There were more than 100,000 elementary to high school-aged students in the Seattle area home from class Thursday morning alone.
As the virus spreads, it’s the new normal for students all over the country.
How do you teach chemistry to an empty classroom? AP chemistry teacher Randy Huybers is having to get used to that reality. “If we’re gonna have to do this for more than a couple of weeks this is gonna be isolating,” Hybers said. “But human connection was through the interface I was very impressed with that.”

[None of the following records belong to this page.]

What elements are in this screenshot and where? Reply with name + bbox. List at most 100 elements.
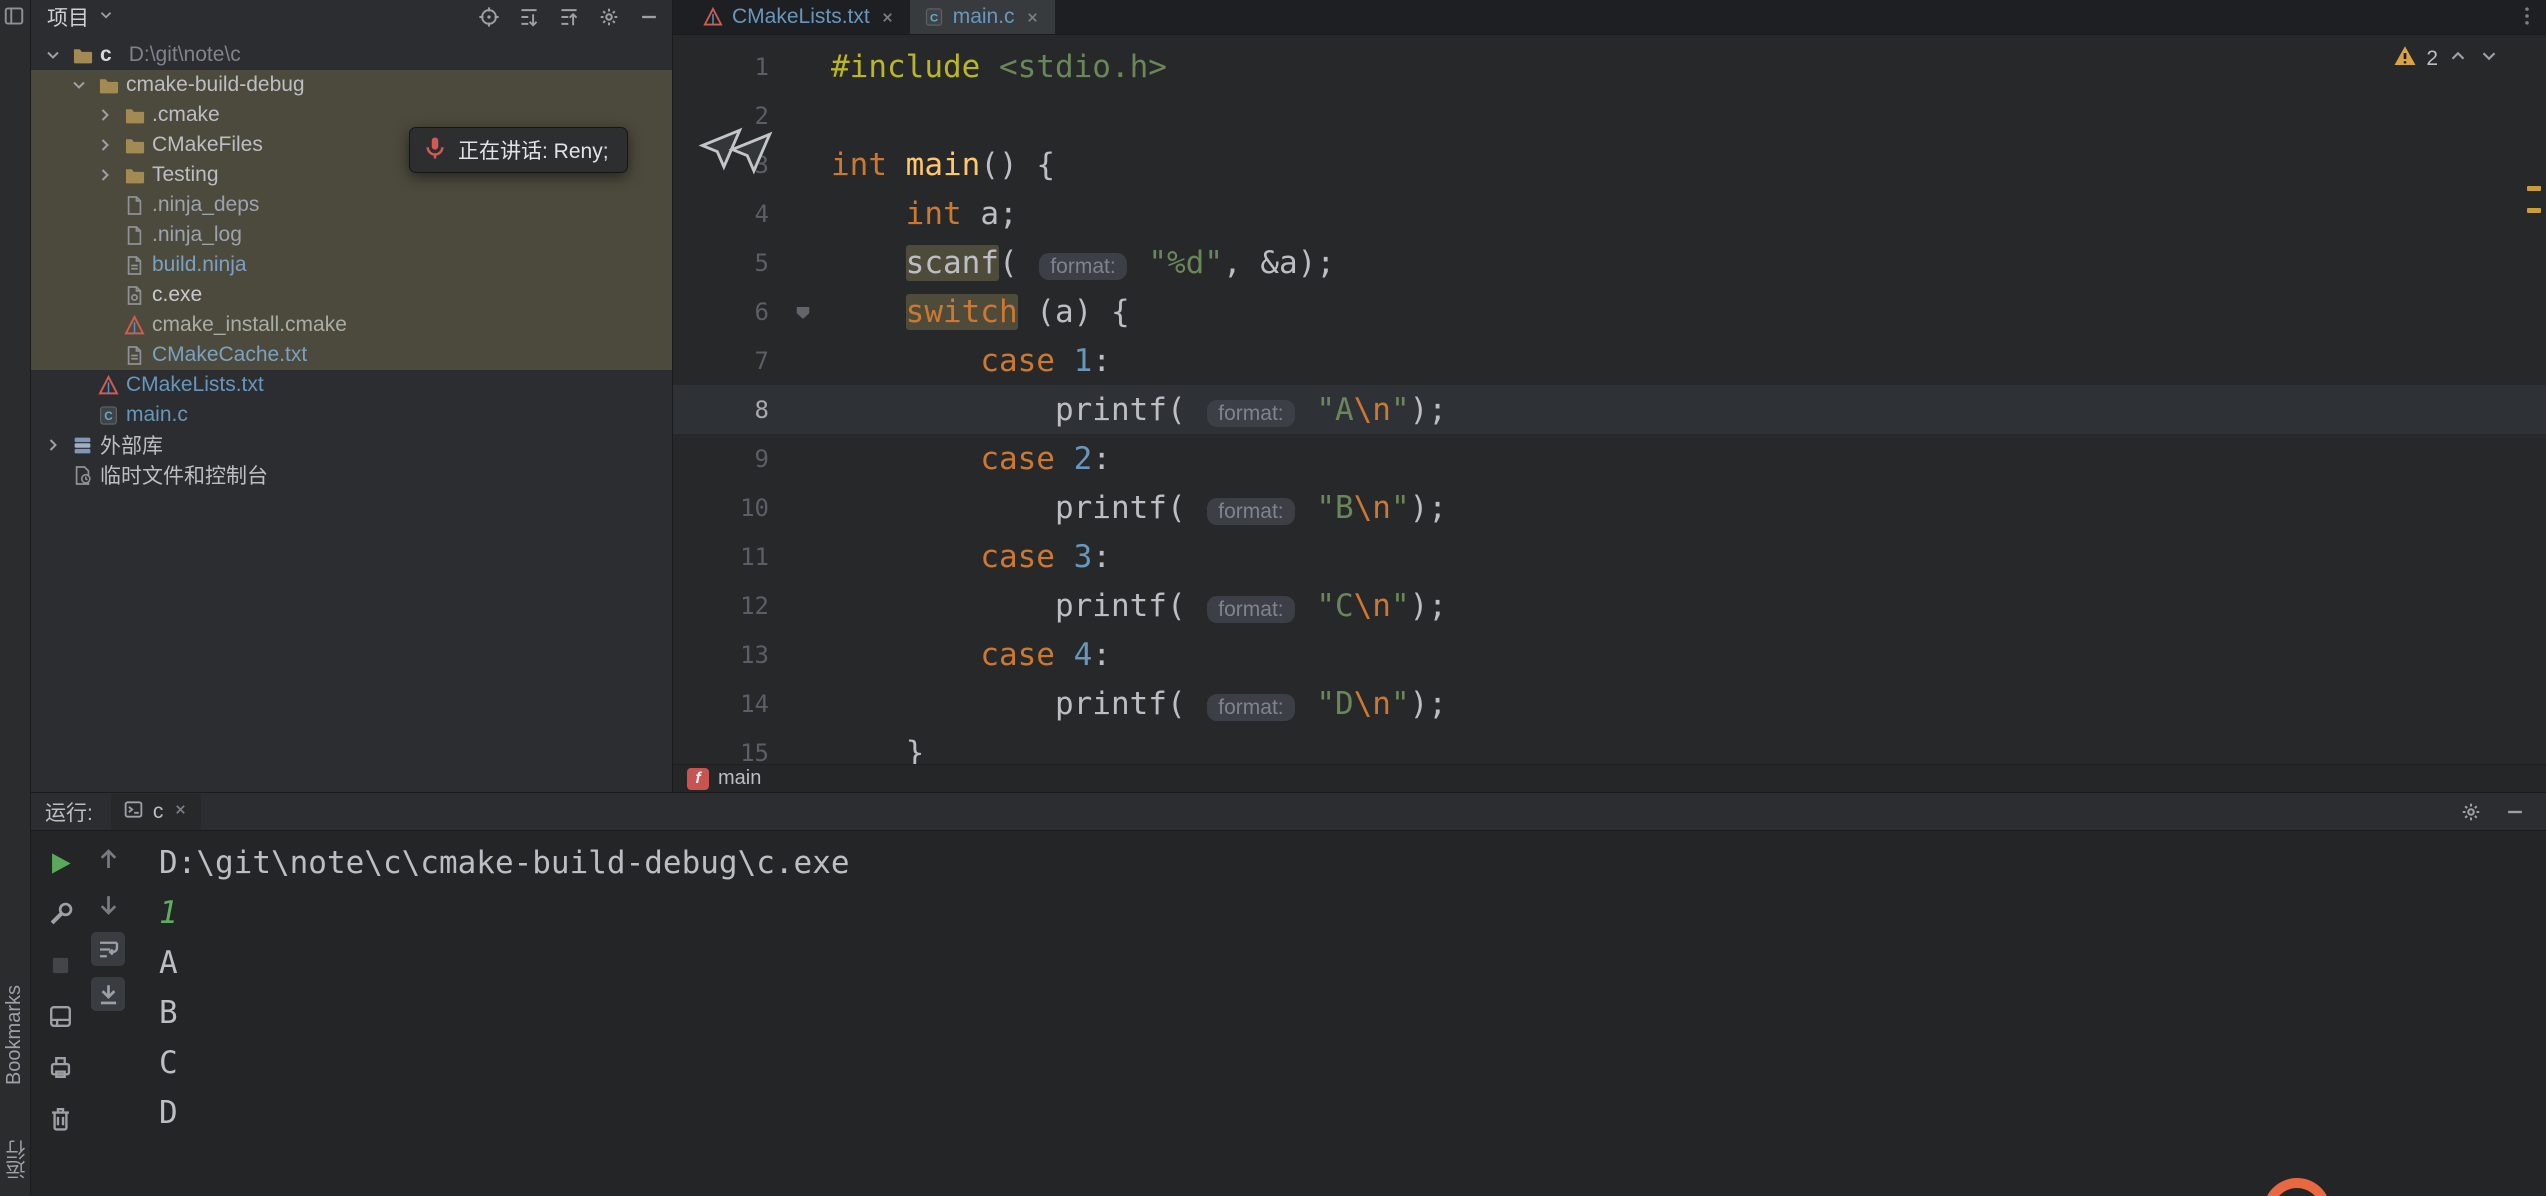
tree-item-.cmake[interactable]: .cmake xyxy=(31,100,672,130)
tree-item-cmake_install.cmake[interactable]: cmake_install.cmake xyxy=(31,310,672,340)
run-tool-arrow-up[interactable] xyxy=(91,842,125,876)
tree-caret-right[interactable] xyxy=(93,105,117,125)
prev-problem-icon[interactable] xyxy=(2447,45,2469,67)
project-action-settings[interactable] xyxy=(598,6,620,28)
tree-item-外部库[interactable]: 外部库 xyxy=(31,430,672,460)
token xyxy=(831,441,980,477)
code-line-5[interactable]: 5 scanf( format: "%d", &a); xyxy=(673,238,2546,287)
tab-close[interactable] xyxy=(879,9,896,26)
tree-caret-down[interactable] xyxy=(41,45,65,65)
code-text: } xyxy=(831,735,924,766)
token xyxy=(831,196,906,232)
token: int xyxy=(831,147,887,183)
token xyxy=(831,294,906,330)
token: 3 xyxy=(1074,539,1093,575)
inspections-widget[interactable]: 2 xyxy=(2393,44,2500,73)
run-tool-rerun[interactable] xyxy=(43,846,77,880)
tree-item-cmakecache.txt[interactable]: CMakeCache.txt xyxy=(31,340,672,370)
run-tool-soft-wrap[interactable] xyxy=(91,932,125,966)
code-line-9[interactable]: 9 case 2: xyxy=(673,434,2546,483)
code-text: case 1: xyxy=(831,343,1111,379)
code-line-14[interactable]: 14 printf( format: "D\n"); xyxy=(673,679,2546,728)
token: ( xyxy=(1167,392,1204,428)
line-number[interactable]: 8 xyxy=(673,396,793,424)
caret-down-icon xyxy=(43,45,63,65)
tab-close[interactable] xyxy=(1024,9,1041,26)
run-tool-wrench[interactable] xyxy=(43,897,77,931)
run-tool-stop[interactable] xyxy=(43,948,77,982)
code-line-11[interactable]: 11 case 3: xyxy=(673,532,2546,581)
project-title[interactable]: 项目 xyxy=(47,2,89,32)
token: " xyxy=(1391,490,1410,526)
project-title-caret-icon[interactable] xyxy=(97,6,115,24)
line-number[interactable]: 6 xyxy=(673,298,793,326)
project-action-locate[interactable] xyxy=(478,6,500,28)
tree-item-c[interactable]: cD:\git\note\c xyxy=(31,40,672,70)
tree-item-build.ninja[interactable]: build.ninja xyxy=(31,250,672,280)
tab-bar-options[interactable] xyxy=(2516,5,2538,32)
run-tool-layout[interactable] xyxy=(43,999,77,1033)
tab-cmakelists.txt[interactable]: CMakeLists.txt xyxy=(689,0,910,34)
code-line-4[interactable]: 4 int a; xyxy=(673,189,2546,238)
tree-caret-down[interactable] xyxy=(67,75,91,95)
tree-caret-right[interactable] xyxy=(41,435,65,455)
tree-item-cmake-build-debug[interactable]: cmake-build-debug xyxy=(31,70,672,100)
project-action-hide[interactable] xyxy=(638,6,660,28)
tree-item-c.exe[interactable]: c.exe xyxy=(31,280,672,310)
line-number[interactable]: 11 xyxy=(673,543,793,571)
token: () { xyxy=(980,147,1055,183)
run-action-settings[interactable] xyxy=(2460,801,2482,823)
line-number[interactable]: 7 xyxy=(673,347,793,375)
line-number[interactable]: 5 xyxy=(673,249,793,277)
code-line-7[interactable]: 7 case 1: xyxy=(673,336,2546,385)
tree-item-临时文件和控制台[interactable]: 临时文件和控制台 xyxy=(31,460,672,490)
line-number[interactable]: 10 xyxy=(673,494,793,522)
run-tool-trash[interactable] xyxy=(43,1101,77,1135)
tree-item-.ninja_log[interactable]: .ninja_log xyxy=(31,220,672,250)
next-problem-icon[interactable] xyxy=(2478,45,2500,67)
tree-item-label: .ninja_log xyxy=(152,223,242,247)
run-tool-printer[interactable] xyxy=(43,1050,77,1084)
fold-marker[interactable] xyxy=(793,302,831,322)
stripe-button-bookmarks[interactable]: Bookmarks xyxy=(3,985,26,1085)
tree-item-.ninja_deps[interactable]: .ninja_deps xyxy=(31,190,672,220)
code-line-3[interactable]: 3int main() { xyxy=(673,140,2546,189)
code-line-10[interactable]: 10 printf( format: "B\n"); xyxy=(673,483,2546,532)
line-number[interactable]: 15 xyxy=(673,739,793,766)
code-line-1[interactable]: 1#include <stdio.h> xyxy=(673,42,2546,91)
project-stripe-icon[interactable] xyxy=(3,5,25,27)
tree-item-main.c[interactable]: Cmain.c xyxy=(31,400,672,430)
line-number[interactable]: 13 xyxy=(673,641,793,669)
line-number[interactable]: 4 xyxy=(673,200,793,228)
tree-item-cmakelists.txt[interactable]: CMakeLists.txt xyxy=(31,370,672,400)
run-console-body: D:\git\note\c\cmake-build-debug\c.exe1AB… xyxy=(31,830,2546,1196)
token: \n xyxy=(1354,490,1391,526)
line-number[interactable]: 9 xyxy=(673,445,793,473)
run-action-hide[interactable] xyxy=(2504,801,2526,823)
token: case xyxy=(980,539,1055,575)
code-line-8[interactable]: 8 printf( format: "A\n"); xyxy=(673,385,2546,434)
code-editor[interactable]: 1#include <stdio.h>23int main() {4 int a… xyxy=(673,34,2546,765)
breadcrumb-item-main[interactable]: main xyxy=(718,767,761,790)
stripe-button-运行[interactable]: 运行 xyxy=(3,1140,32,1180)
run-tool-arrow-down[interactable] xyxy=(91,887,125,921)
tab-main.c[interactable]: Cmain.c xyxy=(910,0,1055,34)
tree-caret-right[interactable] xyxy=(93,165,117,185)
code-line-2[interactable]: 2 xyxy=(673,91,2546,140)
code-line-15[interactable]: 15 } xyxy=(673,728,2546,765)
project-action-collapse-all[interactable] xyxy=(558,6,580,28)
code-line-6[interactable]: 6 switch (a) { xyxy=(673,287,2546,336)
token: " xyxy=(1391,588,1410,624)
line-number[interactable]: 12 xyxy=(673,592,793,620)
run-tab-c[interactable]: c xyxy=(111,794,202,830)
run-tool-scroll-end[interactable] xyxy=(91,977,125,1011)
tree-caret-right[interactable] xyxy=(93,135,117,155)
run-tab-close-icon[interactable] xyxy=(172,801,189,818)
project-action-expand-all[interactable] xyxy=(518,6,540,28)
code-line-13[interactable]: 13 case 4: xyxy=(673,630,2546,679)
code-line-12[interactable]: 12 printf( format: "C\n"); xyxy=(673,581,2546,630)
console-output[interactable]: D:\git\note\c\cmake-build-debug\c.exe1AB… xyxy=(159,838,2546,1196)
token: (a) { xyxy=(1018,294,1130,330)
line-number[interactable]: 1 xyxy=(673,53,793,81)
line-number[interactable]: 14 xyxy=(673,690,793,718)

His students now see him through a computer screen. It’s a familiar story throughout the region.
For tens of thousands of students in the Seattle area, school is now happening at home. And when you step inside one of those homes, what you see is the new reality of education personified in a family.
Keri Molitor is a mother who’s a teacher, teaching from home while a father with the school district helping out at home and a daughter, elementary school-age Makenna, is going through as normal a school day as you can from her living room.
Makenna said, “It’s kind of weird but also fun. I didn’t really have that much classwork I had to do today but I still had some.”
Keri explained, “Normally at school, I’d have seen all 6 of my classes for 50 minute periods and also have had a prep period so very different from home.”
The Molitors are part of the Seattle-area North Shore School District, among the first places in the country to make a deliberate move to online learning because of the rapidly spreading coronavirus.
Michelle Reid is the Northshore School District’s superintendent. She said, “It was a convergence of data points that eventually led to increasing absences and finally 26 of our schools having the impact of some exposure or another.”
Seattle’s public schools are among those that won’t be able to go forward with online learning. Instead, they’re having to suspend classes altogether for at least two weeks.
Seattle Public Schools spokesperson Tim Robinson said, “Not all 53,000 students have online access or a device, a computer, so if we can’t provide that online learning for all of our students, then we can’t.”
It also means school lunches are being made available for pickup or delivery to households who depend on it.
The online learning aspect comes down to accessibility. The North Shore School District said, so far, they’ve distributed over 3,500 computers or iPads and deployed at least 350 mobile hotspots.